You say Visual Studio, but I think you're really talking about compiler versions, so I'm answering in terms of compilers.
I used to work at a company that provided both installable software, and a large set of APIs for customers to build their own plugins and software against ours.
When I first joined, the company officially supported these C++ compiler lines:
- GCC 3.4.6 (Red Hat Enterprise 4)
- GCC 4.1.2 (Fedora Core 7 and Red Hat Enterprise 5)
- Visual C++ 2003/7.1
- Visual C++ 2005/8.0
I joined in August 2008, so Visual C++ 2008 had been out for roughly 8-9 months. There was really no active interest in adding/moving to new versions.
We phased out VC++ 2003 support because Microsoft long didn't support it, and customers had already transitioned to VC++ 2005
As for how we added new C++ compiler support:
The main drivers weren't things like regression testing, or 'what if our code doesn't compile' - a significant portion of the code was written pre-standard C++98, and modern code like I wrote had to compile against the lowest common denominator supported compiler.
The main driver was our customers and their demands.
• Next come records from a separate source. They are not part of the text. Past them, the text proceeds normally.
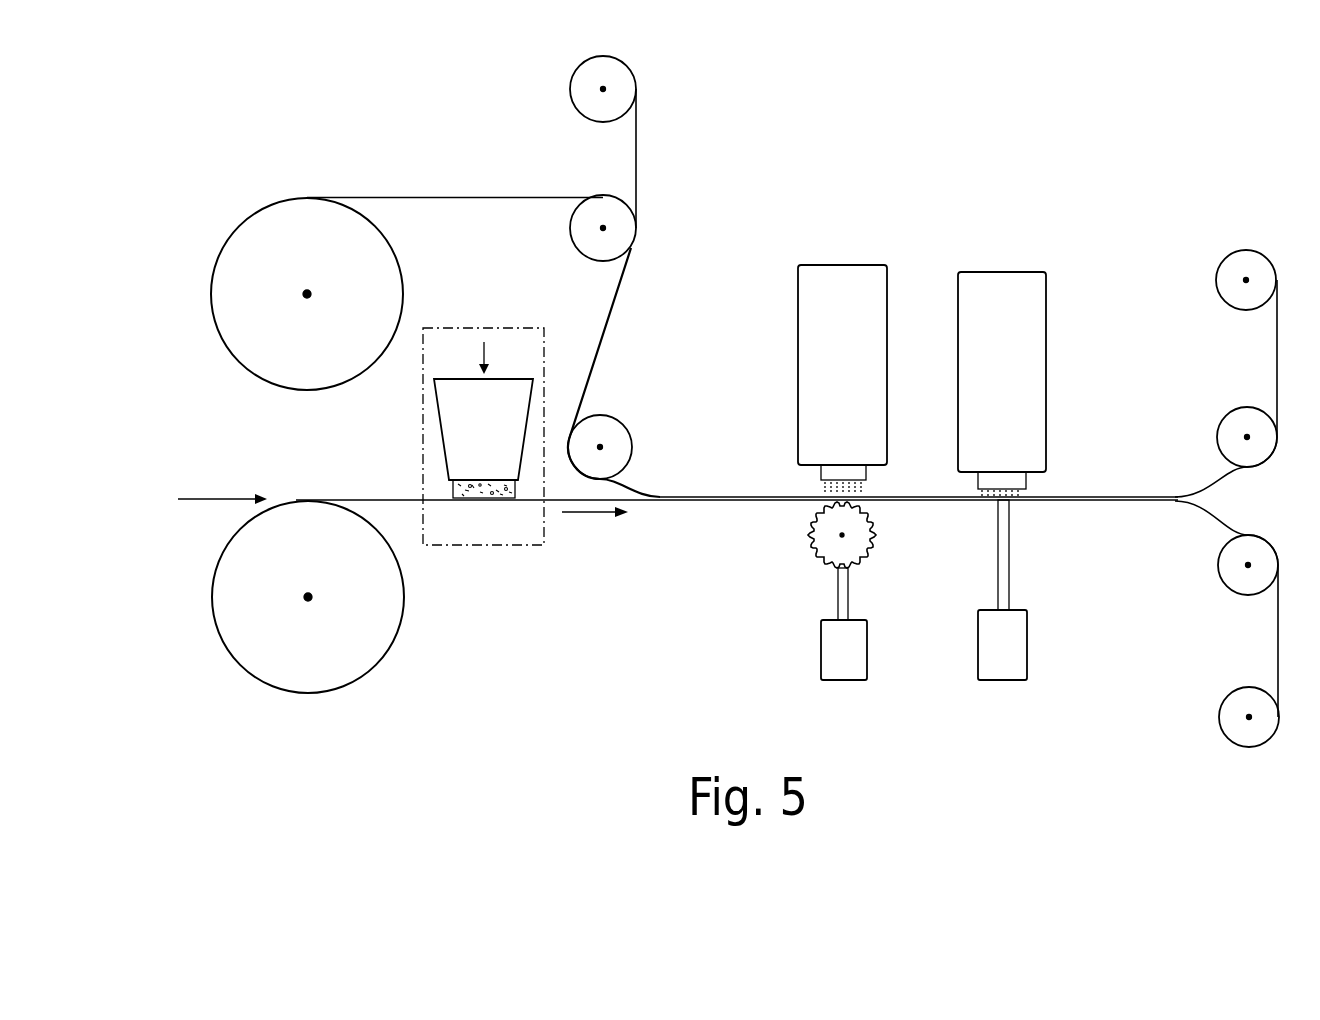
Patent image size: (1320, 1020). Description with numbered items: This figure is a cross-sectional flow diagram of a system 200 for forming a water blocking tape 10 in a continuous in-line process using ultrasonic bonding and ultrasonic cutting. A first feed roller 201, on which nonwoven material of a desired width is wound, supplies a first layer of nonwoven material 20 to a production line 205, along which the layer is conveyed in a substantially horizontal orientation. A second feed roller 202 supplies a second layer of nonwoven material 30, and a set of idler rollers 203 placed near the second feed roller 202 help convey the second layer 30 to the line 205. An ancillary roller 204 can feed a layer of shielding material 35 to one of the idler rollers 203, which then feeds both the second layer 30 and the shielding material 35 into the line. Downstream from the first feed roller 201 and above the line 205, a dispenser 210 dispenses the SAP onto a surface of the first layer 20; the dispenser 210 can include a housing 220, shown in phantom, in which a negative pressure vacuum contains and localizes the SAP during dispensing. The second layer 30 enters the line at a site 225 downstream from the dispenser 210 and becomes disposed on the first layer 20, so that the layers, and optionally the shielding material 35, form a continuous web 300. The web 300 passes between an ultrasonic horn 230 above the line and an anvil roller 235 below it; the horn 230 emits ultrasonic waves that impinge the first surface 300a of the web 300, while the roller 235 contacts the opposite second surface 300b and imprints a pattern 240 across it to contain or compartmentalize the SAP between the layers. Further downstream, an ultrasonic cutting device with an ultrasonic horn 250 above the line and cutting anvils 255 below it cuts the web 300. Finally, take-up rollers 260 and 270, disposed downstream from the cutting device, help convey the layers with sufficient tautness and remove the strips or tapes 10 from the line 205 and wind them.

The system 200 is at (235, 108).
The second feed roller 202 is at (212, 295).
The first feed roller 201 is at (212, 598).
The second layer of nonwoven material 30 is at (452, 197).
The ancillary roller 204 is at (570, 89).
The layer of shielding material 35 is at (637, 156).
The idler rollers 203 is at (570, 228).
The production line 205 is at (207, 497).
The first layer of nonwoven material 20 is at (385, 497).
The housing 220 is at (455, 328).
The dispenser 210 is at (466, 436).
The continuous web 300 is at (702, 482).
The site 225 is at (665, 482).
The first surface of the web 300a is at (795, 480).
The second surface of the web 300b is at (796, 516).
The ultrasonic horn 230 is at (862, 391).
The ultrasonic horn 250 is at (1021, 396).
The pattern 240 is at (876, 540).
The anvil roller 235 is at (858, 545).
The cutting anvils 255 is at (1010, 565).
The water blocking tape 10 is at (1210, 490).
The take-up rollers 260 is at (1216, 280).
The take-up rollers 270 is at (1218, 580).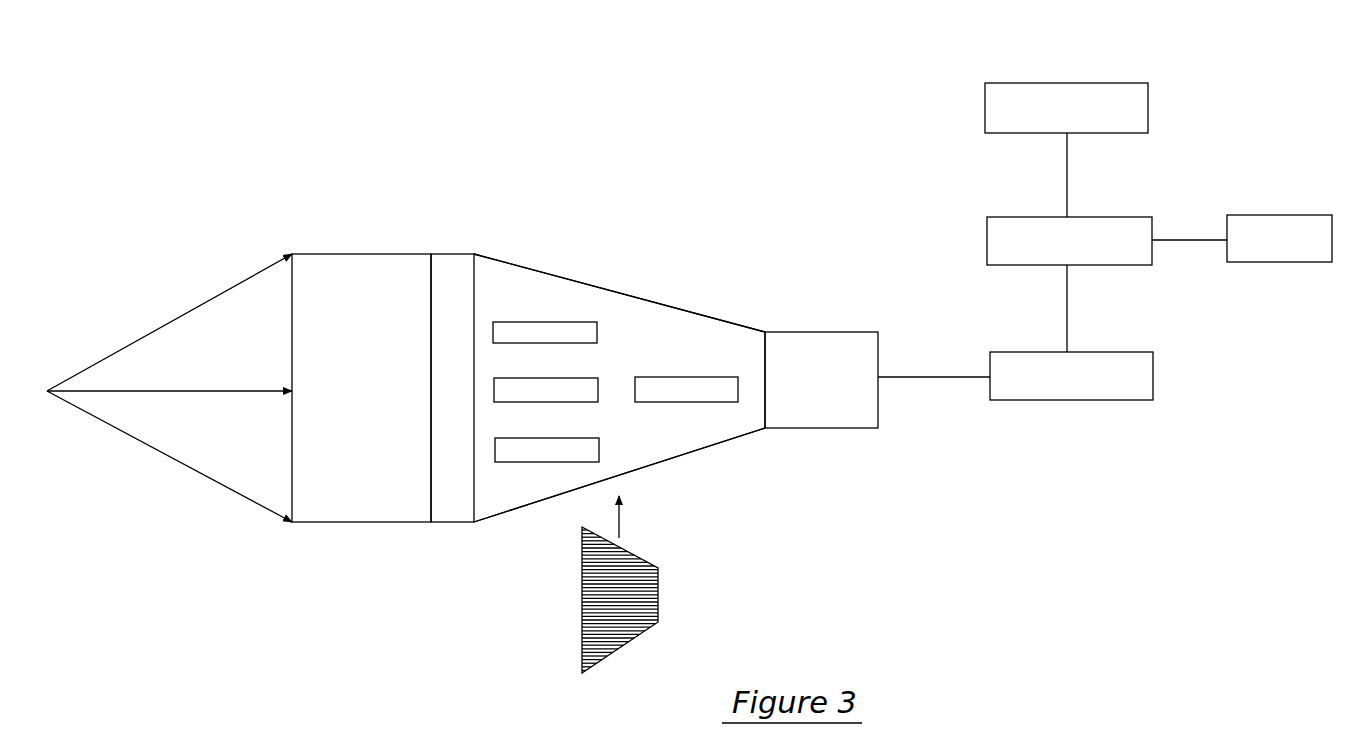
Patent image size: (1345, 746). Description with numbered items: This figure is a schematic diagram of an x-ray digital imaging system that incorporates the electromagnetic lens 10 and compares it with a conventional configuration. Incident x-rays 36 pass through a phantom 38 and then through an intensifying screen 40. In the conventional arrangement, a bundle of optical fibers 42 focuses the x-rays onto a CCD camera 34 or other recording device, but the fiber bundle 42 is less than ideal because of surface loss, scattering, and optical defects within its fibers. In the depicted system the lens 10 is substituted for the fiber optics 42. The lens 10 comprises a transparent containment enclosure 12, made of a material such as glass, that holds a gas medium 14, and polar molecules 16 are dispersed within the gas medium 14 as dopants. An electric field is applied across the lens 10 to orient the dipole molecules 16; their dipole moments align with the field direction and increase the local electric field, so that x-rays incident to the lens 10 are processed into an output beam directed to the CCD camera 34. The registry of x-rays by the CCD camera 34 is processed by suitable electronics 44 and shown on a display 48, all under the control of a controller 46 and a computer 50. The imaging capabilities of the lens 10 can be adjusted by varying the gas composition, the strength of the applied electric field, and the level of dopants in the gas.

The electromagnetic lens 10 is at (557, 262).
The containment enclosure 12 is at (580, 280).
The gas medium 14 is at (687, 441).
The polar molecules 16 is at (528, 463).
The CCD camera 34 is at (826, 430).
The x-rays 36 is at (190, 310).
The phantom 38 is at (361, 526).
The intensifying screen 40 is at (452, 253).
The bundle of optical fibers 42 is at (625, 638).
The electronics 44 is at (1085, 401).
The controller 46 is at (1110, 217).
The display 48 is at (1075, 83).
The computer 50 is at (1275, 263).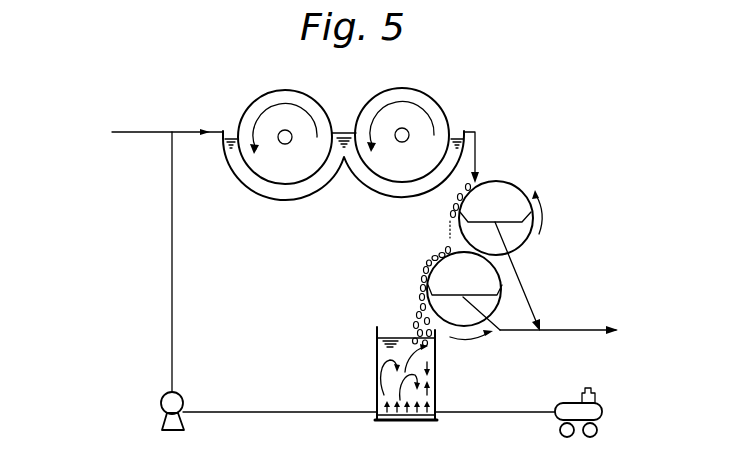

Beginning in early 2009, some of our customers (I'm talking large defense contractors and such) expressed interest in moving to Visual C++ 2008, and wondering when we'd support that, because they had to build their plugins/extension/software against a compatible version of the libraries. I think they just got a decision passed down from on high, and saw that Microsoft was phasing out support for Visual Studio 2005, so they needed to move up and up.
That sparked the beginning of us building our software against Visual C++ 2008, and that's when these concerns came up:
- regression testing - make sure that people who used VC++2008 coded so that it worked against older compilers
- porting every single dependency to VC++2008 - our software varied from foundational toolkits to network analyzers to full-blown visualization simulation software, so there have to be good financial reasons to spend the money and time to port several dozen dependent libraries and in-house applications to a new compiler
- QAing (we had two QA people and most devs did their own, this is an expensive process)
- Build our software against VC++2008 - not quite so painless
Similar things happened when customers wanted to take advantage of high memory systems and asked us when we'd support 64-bit systems - cue the onslaught of similar tasks as above for building 64-bit VC++2008 software, and 64-bit Red Hat 5 software.
I was involved with a lot of those ports and modifying code to work - Visual C++ 2005 64-bit support, SunStudio 11 support (gave me HUGE nightmares), SunStudio 12 support (also gave me huge nightmares).
Which brings up another point - moving up compilers is not an easy task if your customers demand some oft-ignored compilers - I spent a lot of time rewriting parts of Boost, Qt, and a bunch of other open-source libraries specifically to get software working on some compilers. That followed changes I had to make in a bunch of my company's source code, and you're talking about understanding 5 different code bases and the subtle differences between compilers. Compiler bugs bit me a few times, and I'm sure I could have made a name for myself in the Solaris community with all the modifications I made to make some large open-source projects work on Sun's or IBM's compilers.
When I left the company (late last year), customers were beginning to demand Visual Studio 2010 support because it meant Visual Studio 2008 would soon be phased out. I think the company is beginning to phase out VS2005 support, and GCC 3.4.6 support, because support from Microsoft/Red Hat for those versions of their software/OSes will end.
So no, the code we wrote didn't take advantage of any awesome C++ features, we weren't using std::shared_ptr
or std::unordered_map
or any C++11 features. We'd use boost to give us that support, but had to guarantee our code could compile against our officially supported compilers. Most importantly, we had to support what a large portion of our customers desired.